Le label « Patrimoine de l’humanité » de l'UNESCO révèle au grand jour des beautés du monde. Toutefois, l'enjeu économique dépasse largement le but initial de ce label qui a pour premier objectif la préservation d’un patrimoine mondial. Christian Orofino, co-président de l'OBGET revient dans cette chronique, sur les grandes causes, et les petits arrangements...


Rédigé par Christian Orofino le Mardi 11 Mars 2014

Le temple d'ANGKOR au CAMBODGE n'était jusque dans les années 80 absolument pas visité, et qui, après le classement en 1992, a attiré 60.000 visiteurs en 1999, 250.000 en 2001 et 3 millions de visiteurs en 2011 © Aleksandar Todorovic - Fotolia.com
Le temple d'ANGKOR au CAMBODGE n'était jusque dans les années 80 absolument pas visité, et qui, après le classement en 1992, a attiré 60.000 visiteurs en 1999, 250.000 en 2001 et 3 millions de visiteurs en 2011 © Aleksandar Todorovic - Fotolia.com
Canal plus a consacré une émission « spéciale investigation » sur les coulisses de l’UNESCO et de son Comité chargé d’attribuer le label « Patrimoine de l’humanité » à des sites répondant à certains critères de sélection.

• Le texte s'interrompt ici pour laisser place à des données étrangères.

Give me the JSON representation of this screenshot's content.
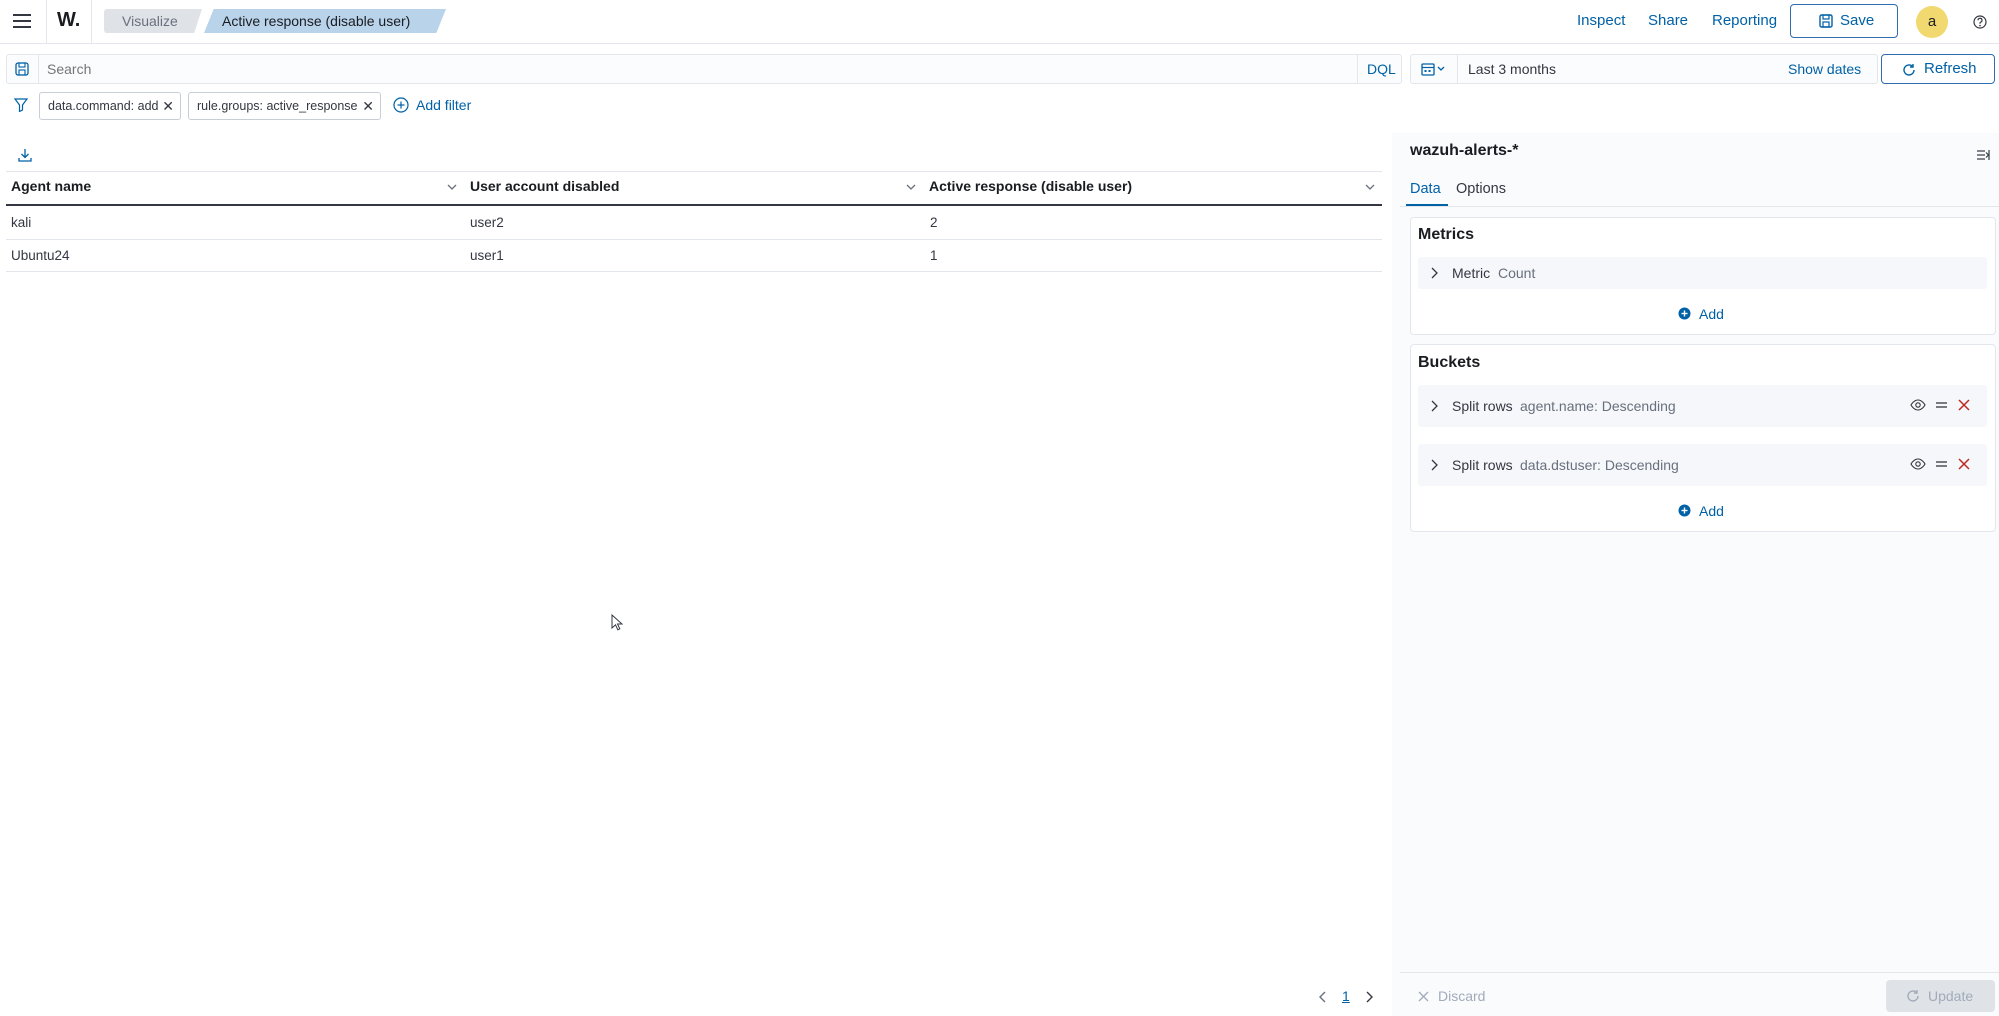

Au delà de l’aspect délibérément provocateur, l’émission pose le problème des pressions qu’exercent les états demandeurs pour soutenir des patrimoines qui apparemment ne présentent pas les qualités nécessaires pour obtenir le label.

Le lobbying et les tractations occultes sont de même nature certainement que celles qui ont cours lors des comités olympiques en vue de la nomination des villes organisatrices des Jeux olympiques ou pour le football pour désigner le pays organisateur de la coupe du monde.

Souvent sortent du chapeau des choix que la logique n’avait pas prévu.

Dans un cas comme dans l’autre, l’argent, les renvois d’ascenseurs, les récompenses sont des arguments plus convaincants que la qualité intrinsèque d’un site historique ou celui d’infrastructures sportives.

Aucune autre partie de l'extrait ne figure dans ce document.